What 24 Studies Actually Say About AI Code Quality: Prompt Design and Developer Expertise Dominate Outcomes
The industry has spent two years arguing about which AI model produces the best code. A new systematic literature review synthesizing 24 empirical studies suggests the question is largely the wrong one. The research, led by Vahid Garousi and colleagues, finds that developer expertise and task specification quality are the single strongest predictors of AI-generated code quality — outweighing model selection in nearly every analysis across the reviewed studies. Experienced engineers who provide detailed, well-structured task context consistently get better outputs than less experienced engineers with the same model.
The findings cluster into three tiers. Human factors dominate: how engineers specify tasks, the context they provide, and the constraints they include correlate more strongly with correctness, security, and maintainability than any model-level variable. Prompt design is the second major factor, with structured, specific prompts that include explicit constraints — not just requirements — producing measurably better results. AI system characteristics (model size, temperature, training approach) do matter, but their effects interact heavily with the first two categories, making them context-dependent rather than stable advantages that transfer across teams.

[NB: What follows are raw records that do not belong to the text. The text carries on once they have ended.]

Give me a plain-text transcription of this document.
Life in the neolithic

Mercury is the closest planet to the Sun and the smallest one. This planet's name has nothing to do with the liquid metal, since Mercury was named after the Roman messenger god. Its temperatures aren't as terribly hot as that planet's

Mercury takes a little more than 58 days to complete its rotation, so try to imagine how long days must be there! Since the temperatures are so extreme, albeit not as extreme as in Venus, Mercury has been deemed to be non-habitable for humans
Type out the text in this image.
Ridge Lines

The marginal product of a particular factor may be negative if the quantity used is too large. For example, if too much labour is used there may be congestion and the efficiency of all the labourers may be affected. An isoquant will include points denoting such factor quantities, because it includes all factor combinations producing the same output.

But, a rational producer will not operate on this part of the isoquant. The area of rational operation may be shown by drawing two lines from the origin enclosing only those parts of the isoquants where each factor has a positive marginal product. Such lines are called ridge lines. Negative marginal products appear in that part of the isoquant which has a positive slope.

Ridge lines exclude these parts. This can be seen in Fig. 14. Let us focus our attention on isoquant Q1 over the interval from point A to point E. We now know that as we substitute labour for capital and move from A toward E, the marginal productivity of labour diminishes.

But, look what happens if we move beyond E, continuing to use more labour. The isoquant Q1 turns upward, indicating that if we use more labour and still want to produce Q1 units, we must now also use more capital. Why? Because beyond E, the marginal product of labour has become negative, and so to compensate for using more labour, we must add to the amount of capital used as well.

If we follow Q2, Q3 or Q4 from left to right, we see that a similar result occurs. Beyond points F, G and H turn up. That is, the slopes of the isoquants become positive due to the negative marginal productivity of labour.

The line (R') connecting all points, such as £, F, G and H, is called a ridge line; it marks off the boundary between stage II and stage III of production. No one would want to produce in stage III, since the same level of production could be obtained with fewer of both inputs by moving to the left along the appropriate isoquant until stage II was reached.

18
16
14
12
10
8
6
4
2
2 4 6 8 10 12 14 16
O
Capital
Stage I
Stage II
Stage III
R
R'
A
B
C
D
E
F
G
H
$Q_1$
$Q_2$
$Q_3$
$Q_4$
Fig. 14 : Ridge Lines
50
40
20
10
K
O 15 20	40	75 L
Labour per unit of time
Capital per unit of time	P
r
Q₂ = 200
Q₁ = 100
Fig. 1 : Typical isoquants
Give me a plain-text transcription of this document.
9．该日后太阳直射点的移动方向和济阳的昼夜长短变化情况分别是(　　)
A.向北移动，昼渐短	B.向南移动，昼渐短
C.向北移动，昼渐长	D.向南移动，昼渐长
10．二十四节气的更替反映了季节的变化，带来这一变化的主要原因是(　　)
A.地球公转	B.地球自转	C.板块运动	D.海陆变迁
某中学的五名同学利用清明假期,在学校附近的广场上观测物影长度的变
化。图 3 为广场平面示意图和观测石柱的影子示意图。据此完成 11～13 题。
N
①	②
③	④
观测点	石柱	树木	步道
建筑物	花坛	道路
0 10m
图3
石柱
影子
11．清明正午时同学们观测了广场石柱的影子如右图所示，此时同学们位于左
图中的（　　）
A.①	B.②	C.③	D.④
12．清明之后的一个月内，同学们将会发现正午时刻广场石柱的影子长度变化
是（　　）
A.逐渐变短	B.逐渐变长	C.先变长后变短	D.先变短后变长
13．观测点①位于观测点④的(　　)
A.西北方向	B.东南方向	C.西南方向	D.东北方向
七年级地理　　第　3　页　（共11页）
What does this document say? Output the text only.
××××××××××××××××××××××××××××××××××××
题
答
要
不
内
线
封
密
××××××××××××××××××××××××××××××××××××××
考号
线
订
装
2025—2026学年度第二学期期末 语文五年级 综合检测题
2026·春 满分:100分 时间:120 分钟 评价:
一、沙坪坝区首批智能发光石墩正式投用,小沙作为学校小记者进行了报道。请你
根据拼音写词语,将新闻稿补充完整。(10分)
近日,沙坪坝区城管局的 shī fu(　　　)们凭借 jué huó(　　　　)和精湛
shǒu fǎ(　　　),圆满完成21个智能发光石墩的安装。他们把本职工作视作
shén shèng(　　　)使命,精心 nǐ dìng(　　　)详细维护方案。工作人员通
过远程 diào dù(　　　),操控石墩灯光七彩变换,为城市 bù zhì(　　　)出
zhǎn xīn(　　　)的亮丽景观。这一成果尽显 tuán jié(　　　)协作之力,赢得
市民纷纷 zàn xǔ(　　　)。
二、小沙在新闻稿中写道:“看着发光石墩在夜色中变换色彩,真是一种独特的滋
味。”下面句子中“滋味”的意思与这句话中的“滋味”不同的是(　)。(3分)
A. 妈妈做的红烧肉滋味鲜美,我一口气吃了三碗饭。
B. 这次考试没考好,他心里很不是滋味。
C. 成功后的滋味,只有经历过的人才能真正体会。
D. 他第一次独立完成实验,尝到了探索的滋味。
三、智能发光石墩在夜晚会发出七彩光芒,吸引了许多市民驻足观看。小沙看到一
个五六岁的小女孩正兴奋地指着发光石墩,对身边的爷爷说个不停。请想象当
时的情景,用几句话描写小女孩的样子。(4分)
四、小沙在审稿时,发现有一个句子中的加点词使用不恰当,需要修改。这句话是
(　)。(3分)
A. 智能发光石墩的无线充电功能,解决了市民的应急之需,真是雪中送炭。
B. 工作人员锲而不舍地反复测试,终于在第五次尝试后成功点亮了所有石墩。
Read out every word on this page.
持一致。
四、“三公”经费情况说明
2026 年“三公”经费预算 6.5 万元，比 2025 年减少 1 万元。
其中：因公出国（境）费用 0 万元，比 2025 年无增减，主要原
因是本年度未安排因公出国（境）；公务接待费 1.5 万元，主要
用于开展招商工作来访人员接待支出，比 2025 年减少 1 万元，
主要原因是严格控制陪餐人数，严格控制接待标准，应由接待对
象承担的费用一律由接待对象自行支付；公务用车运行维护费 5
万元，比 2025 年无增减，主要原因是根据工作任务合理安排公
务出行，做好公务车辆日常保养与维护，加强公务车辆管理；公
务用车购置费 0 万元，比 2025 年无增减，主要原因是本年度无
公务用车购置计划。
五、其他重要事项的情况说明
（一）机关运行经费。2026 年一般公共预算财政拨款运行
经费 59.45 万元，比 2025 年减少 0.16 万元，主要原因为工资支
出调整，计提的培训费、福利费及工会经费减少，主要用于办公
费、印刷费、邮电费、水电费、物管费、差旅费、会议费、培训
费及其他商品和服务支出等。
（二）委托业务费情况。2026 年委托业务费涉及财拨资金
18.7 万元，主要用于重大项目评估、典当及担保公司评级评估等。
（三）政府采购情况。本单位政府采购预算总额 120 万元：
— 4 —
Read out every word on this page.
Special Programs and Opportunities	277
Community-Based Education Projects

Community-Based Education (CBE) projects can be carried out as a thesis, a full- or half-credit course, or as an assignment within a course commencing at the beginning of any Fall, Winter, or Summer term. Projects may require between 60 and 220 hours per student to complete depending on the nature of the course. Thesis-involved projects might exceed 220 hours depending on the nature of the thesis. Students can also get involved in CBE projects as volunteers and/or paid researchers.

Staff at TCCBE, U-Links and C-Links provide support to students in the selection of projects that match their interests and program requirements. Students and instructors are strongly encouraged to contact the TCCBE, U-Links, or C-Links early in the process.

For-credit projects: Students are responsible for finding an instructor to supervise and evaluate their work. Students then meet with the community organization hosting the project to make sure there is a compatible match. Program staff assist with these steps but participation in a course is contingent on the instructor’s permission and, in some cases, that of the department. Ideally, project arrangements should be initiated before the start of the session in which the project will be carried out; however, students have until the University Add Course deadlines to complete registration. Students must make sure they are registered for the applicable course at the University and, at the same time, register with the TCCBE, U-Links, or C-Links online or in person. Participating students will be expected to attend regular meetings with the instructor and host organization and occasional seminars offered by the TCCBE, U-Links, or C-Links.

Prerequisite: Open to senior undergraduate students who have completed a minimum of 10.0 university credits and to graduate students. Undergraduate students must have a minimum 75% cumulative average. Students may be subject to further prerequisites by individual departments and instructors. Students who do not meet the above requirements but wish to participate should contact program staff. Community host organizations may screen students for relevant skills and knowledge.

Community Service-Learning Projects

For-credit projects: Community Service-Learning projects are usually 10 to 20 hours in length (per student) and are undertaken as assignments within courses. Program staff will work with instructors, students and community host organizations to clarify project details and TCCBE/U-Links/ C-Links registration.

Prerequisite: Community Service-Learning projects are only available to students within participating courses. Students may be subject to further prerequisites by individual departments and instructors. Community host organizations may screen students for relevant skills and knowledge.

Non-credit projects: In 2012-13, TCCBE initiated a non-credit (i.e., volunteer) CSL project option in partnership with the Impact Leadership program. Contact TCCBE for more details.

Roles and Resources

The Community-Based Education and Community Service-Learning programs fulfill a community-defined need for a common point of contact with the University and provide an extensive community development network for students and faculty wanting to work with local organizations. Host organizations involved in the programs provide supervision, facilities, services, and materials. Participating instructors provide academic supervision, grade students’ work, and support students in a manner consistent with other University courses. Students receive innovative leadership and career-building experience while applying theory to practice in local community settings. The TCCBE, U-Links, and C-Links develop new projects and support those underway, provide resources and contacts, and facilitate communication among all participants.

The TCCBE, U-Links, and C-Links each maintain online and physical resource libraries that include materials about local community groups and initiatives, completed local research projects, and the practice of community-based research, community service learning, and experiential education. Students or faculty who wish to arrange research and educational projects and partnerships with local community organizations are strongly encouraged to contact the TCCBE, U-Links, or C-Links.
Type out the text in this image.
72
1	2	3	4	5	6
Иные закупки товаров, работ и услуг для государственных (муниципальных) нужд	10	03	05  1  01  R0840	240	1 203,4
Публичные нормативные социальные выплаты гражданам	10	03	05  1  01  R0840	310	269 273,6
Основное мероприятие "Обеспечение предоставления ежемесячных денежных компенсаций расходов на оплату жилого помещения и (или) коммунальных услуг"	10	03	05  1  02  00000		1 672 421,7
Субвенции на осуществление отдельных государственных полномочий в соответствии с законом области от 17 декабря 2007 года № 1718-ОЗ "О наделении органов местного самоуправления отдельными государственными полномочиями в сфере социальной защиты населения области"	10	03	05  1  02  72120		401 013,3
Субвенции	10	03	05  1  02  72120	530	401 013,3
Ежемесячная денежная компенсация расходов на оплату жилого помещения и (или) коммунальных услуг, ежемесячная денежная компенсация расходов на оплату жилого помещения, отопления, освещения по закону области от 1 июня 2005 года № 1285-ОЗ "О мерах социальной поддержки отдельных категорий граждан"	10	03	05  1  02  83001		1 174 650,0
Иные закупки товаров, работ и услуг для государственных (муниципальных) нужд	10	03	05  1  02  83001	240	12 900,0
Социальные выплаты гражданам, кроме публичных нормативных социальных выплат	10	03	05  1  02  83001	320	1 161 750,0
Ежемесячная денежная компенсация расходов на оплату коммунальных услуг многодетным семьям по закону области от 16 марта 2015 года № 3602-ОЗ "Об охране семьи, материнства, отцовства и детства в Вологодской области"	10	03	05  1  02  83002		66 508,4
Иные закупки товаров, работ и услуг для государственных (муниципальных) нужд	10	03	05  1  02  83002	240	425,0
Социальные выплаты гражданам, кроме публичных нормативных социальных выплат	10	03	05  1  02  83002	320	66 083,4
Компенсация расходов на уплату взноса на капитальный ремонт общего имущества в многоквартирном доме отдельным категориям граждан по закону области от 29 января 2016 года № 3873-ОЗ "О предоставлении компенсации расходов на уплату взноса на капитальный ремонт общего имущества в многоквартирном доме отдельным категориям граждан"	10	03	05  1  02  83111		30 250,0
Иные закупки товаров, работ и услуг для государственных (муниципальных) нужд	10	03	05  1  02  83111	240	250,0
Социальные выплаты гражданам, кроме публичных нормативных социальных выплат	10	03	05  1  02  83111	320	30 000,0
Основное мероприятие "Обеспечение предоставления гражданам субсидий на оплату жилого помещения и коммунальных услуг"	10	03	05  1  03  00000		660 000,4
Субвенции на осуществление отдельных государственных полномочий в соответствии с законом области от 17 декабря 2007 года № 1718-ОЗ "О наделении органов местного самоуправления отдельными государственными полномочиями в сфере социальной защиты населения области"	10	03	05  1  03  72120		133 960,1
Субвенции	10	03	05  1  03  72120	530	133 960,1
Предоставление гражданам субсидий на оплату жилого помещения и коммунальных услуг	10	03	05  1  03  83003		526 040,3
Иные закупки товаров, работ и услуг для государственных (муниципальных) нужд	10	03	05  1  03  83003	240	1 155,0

Perhaps the most practically significant finding is about measurement itself. The paper documents substantial fragmentation across studies: correctness, security, maintainability, and complexity are all used as quality proxies, but studies using different metrics reach inconsistent conclusions about the same tools. This fragmentation explains why internal quality metrics rarely correlate with public benchmarks — and why engineering teams need to define their own quality dimensions explicitly rather than borrowing from the literature. For organizations: the implication is that investments in hiring, onboarding, and prompt design standards likely have more leverage than model upgrades. For teams building coding agents: the measurement fragmentation finding is a direct argument for building your own evaluation harness rather than relying on published benchmarks.